Due Diligence como Cultura Organizacional

O maior erro que as empresas cometem ao implementar programas de due diligence em fornecedores é tratá-los como procedimentos burocráticos de preenchimento de formulários, em vez de elementos de uma cultura organizacional comprometida com a integridade. A due diligence eficaz requer o engajamento das áreas de compras, jurídico, financeiro, auditoria interna e alta liderança em um processo coordenado e baseado em critérios de risco objetivos. A capacitação contínua das equipes responsáveis pela gestão de fornecedores, o estabelecimento de canais seguros para reporte de irregularidades detectadas na cadeia e a criação de incentivos para que os gestores priorizem a integridade sobre a conveniência operacional são elementos indispensáveis para que a due diligence deixe de ser papel e se torne prática cotidiana. "Uma empresa que conhece seus fornecedores tão bem quanto seus produtos está, de fato, no controle de seu próprio destino", e esse nível de maturidade em compliance é o que distingue as organizações resilientes das que sucumbem diante do primeiro escândalo.

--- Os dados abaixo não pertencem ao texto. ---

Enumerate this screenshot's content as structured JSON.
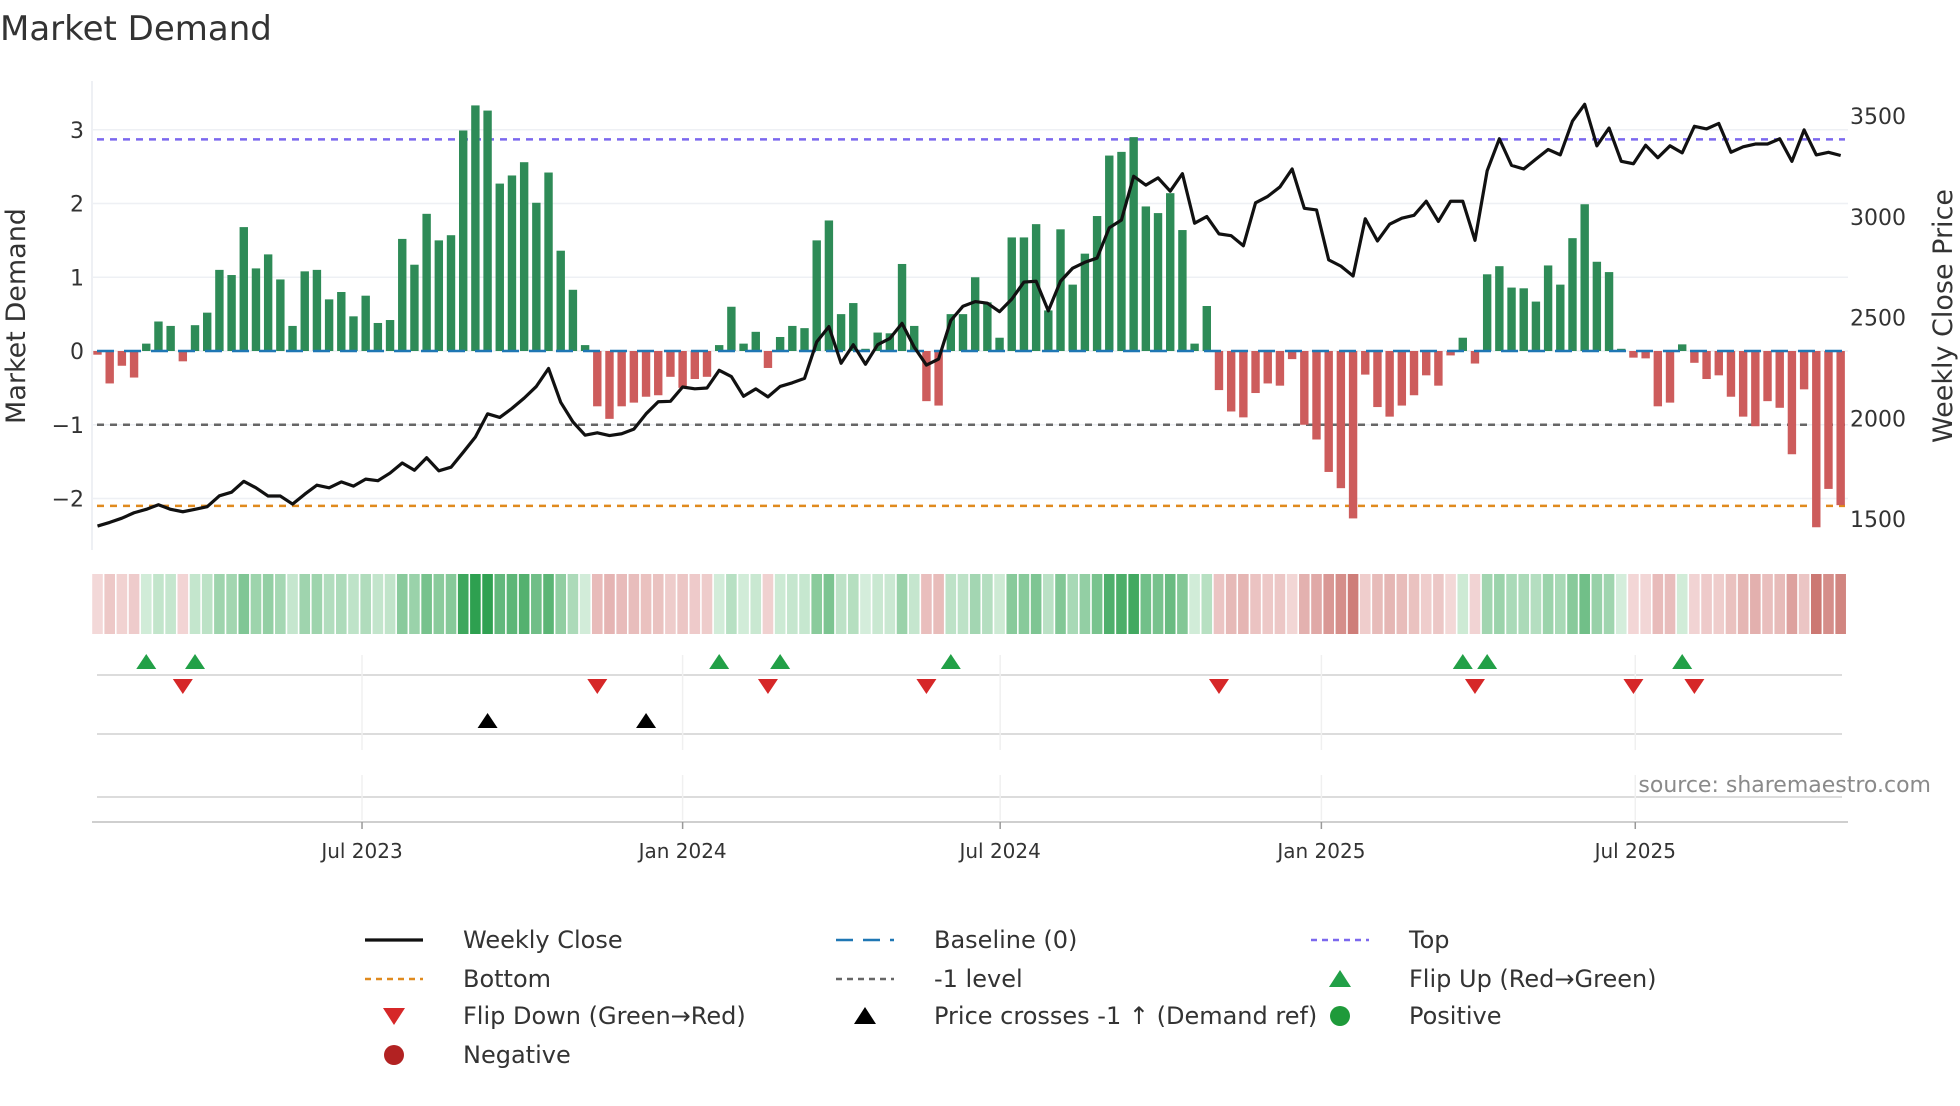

O Custo de Ignorar os Riscos da Cadeia de Fornecimento

A história recente do mundo corporativo brasileiro é pródiga em exemplos de empresas que pagaram caro pela negligência na verificação de seus fornecedores e parceiros comerciais. Contratos milionários com empresas de fachada, pagamentos a fornecedores que mantinham trabalhadores em condições degradantes, parcerias com distribuidores envolvidos em esquemas de lavagem de dinheiro, todos esses casos foram amplificados pela mídia e pelo sistema de justiça para além da proporção das sanções formais aplicadas. A lição que esses episódios ensinam é que o risco reputacional supera, em muitos casos, o risco jurídico direto, e que a inércia em matéria de due diligence é sempre uma escolha que pode custar a reputação, o patrimônio e a continuidade do negócio. Para os gestores, advogados e profissionais de compliance que navegam nesse cenário, a mensagem é clara: conhecer quem você contrata não é optional, é o mínimo esperado de qualquer organização que se pretende séria no mercado brasileiro e internacional.